Jersey-based hedge fund Altis Partners showered praise on Hong Kong’s regulatory regime after setting up its Asia branch office in the city this week.

Altis is a systematic Commodity Trading Adviser (CTA) that trades exchange-traded futures for institutional clients. It started trading in July 2001 out of London with $1.2 million under management, before relocating its headquarters to Jersey in October 2005. It now manages $1.5 billion in assets and employs 47 people across Jersey, London and Hong Kong.

“We selected Hong Kong as our Asia base, and that reflects the regulatory environment that we are comfortable with,” says Stephen Hedgecock, one of the four founders of Altis (along with Alex Brunwin, Natasha Reeve-Gray and Zbigniew Hermaszewski).

“Some people say the regulator is quite strict, but we actually quite like that. The regulator has been extremely engaging and helpful. So I would say that Hong Kong is definitely open for business.”

Hedgecock and Reeve-Gray note that their new office in The Center skyscraper provides a key trading base in an Asia timezone. They now have a chief operations officer, Robin Duxfield; two traders; a marketer; an IT developer; and an assistant. They are seeking to hire someone on the IT data/infrastructure support side.

“With the pre-eminence of China in the world’s arena, it’s quite important for us to be in touch [in Hong Kong] and have an intimate knowledge of other users in the industry in the products we trade,” adds Hedgecock. “It’s good to be on the ground with local brokers here to understand the ebbs and flows.
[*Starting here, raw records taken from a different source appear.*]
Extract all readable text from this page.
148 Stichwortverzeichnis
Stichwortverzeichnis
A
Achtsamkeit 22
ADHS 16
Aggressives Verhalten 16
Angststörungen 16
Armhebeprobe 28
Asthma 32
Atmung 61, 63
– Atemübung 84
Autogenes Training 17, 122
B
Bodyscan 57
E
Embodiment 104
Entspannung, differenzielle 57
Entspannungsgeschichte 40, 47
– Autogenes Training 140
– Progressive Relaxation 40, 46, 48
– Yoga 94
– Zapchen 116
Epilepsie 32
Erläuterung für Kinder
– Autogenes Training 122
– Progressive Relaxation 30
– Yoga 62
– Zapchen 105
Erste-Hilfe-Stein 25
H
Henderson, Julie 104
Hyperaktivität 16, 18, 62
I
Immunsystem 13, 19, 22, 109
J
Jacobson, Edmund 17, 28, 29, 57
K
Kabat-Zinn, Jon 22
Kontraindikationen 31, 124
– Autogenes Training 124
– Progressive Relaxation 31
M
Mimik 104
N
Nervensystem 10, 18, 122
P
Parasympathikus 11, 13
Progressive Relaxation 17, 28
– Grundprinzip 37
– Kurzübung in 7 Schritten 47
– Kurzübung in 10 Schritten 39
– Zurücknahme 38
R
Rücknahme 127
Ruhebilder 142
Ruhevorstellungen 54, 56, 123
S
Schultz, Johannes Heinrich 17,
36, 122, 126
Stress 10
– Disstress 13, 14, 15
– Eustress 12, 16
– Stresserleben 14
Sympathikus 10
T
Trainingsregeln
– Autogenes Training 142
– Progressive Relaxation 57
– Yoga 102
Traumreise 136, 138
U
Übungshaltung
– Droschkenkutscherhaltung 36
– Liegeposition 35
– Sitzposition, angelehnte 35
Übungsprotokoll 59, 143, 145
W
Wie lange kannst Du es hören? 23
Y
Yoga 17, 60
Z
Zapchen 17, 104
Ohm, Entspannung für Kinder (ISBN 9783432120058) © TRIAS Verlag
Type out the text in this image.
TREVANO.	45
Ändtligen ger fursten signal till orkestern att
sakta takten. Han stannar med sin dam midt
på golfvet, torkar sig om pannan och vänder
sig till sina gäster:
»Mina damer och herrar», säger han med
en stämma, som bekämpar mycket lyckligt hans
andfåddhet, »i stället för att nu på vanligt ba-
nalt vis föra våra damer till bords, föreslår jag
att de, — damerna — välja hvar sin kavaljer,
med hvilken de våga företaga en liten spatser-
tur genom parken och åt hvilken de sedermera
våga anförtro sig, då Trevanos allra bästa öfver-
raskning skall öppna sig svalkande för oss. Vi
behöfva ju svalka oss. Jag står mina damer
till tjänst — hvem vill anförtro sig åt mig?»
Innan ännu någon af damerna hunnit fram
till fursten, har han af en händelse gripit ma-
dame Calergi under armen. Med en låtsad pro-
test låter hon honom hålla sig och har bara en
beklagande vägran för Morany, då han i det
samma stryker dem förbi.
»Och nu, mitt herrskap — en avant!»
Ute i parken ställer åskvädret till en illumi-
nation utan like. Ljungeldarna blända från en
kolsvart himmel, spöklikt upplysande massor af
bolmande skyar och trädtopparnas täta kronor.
“It’s alright having a system that trades by wire, but it’s very sensitive to input. So you have to marry liquidity with the ebbs and flows into your modelling. Sometimes raw numbers don’t tell you that much.”

The majority of Altis’s clients are based in Europe and the US, with direct investment from Asia-Pacific making up a meagre 4% (mostly out of Japan). “Our ideal is to grow that to around 10%,” suggests Reeve-Gray.

But Hedgecock is hopeful, explaining that the present environment is favourable for CTA/managed futures funds. “All the way up to 2008 markets were pretty interconnected throughout the whole global economy. Then we have had this dissipation phase, which has obviously been very difficult for us to trade with free money sloshing around the system.

“What’s interesting now is you have got regional disconnects: China with its strong GDP growth, Europe with austerity measures and the US which is still giving away free money. We can create geared portfolios to take advantage of those market imbalances. Plus commodities are on the rise, so there is a lot of theme-based investing going on.”

Hedgecock even welcomes further financial market volatility, explaining that Altis engages in some short-term trading techniques as well as following long-term trends.

“It is quite adaptive, being a long-term position-taker in some of the trending markets, then quite quickly turning into a short-term trader to take advantage of a particular effect,” he says. “In an average account we will probably have 400-450 positions at any one time, so we can take advantage of spread trades and everything else.”

The financial crisis was quite good for CTA/managed futures funds on the whole. Globally, the Eurekahedge CTA/Managed Futures Hedge Fund Index grew 17.5% in 2008 and 2.9% in 2009. So far this year it is up 5.8%.

The Altis Master Fund has returned 438% since inception. Its annualised rate of return for the past two years has been 19.61%, and so far in 2010 it is up 4.41%. Altis offers weekly liquidity updates and charges a 2% management fee and a 20% performance fee.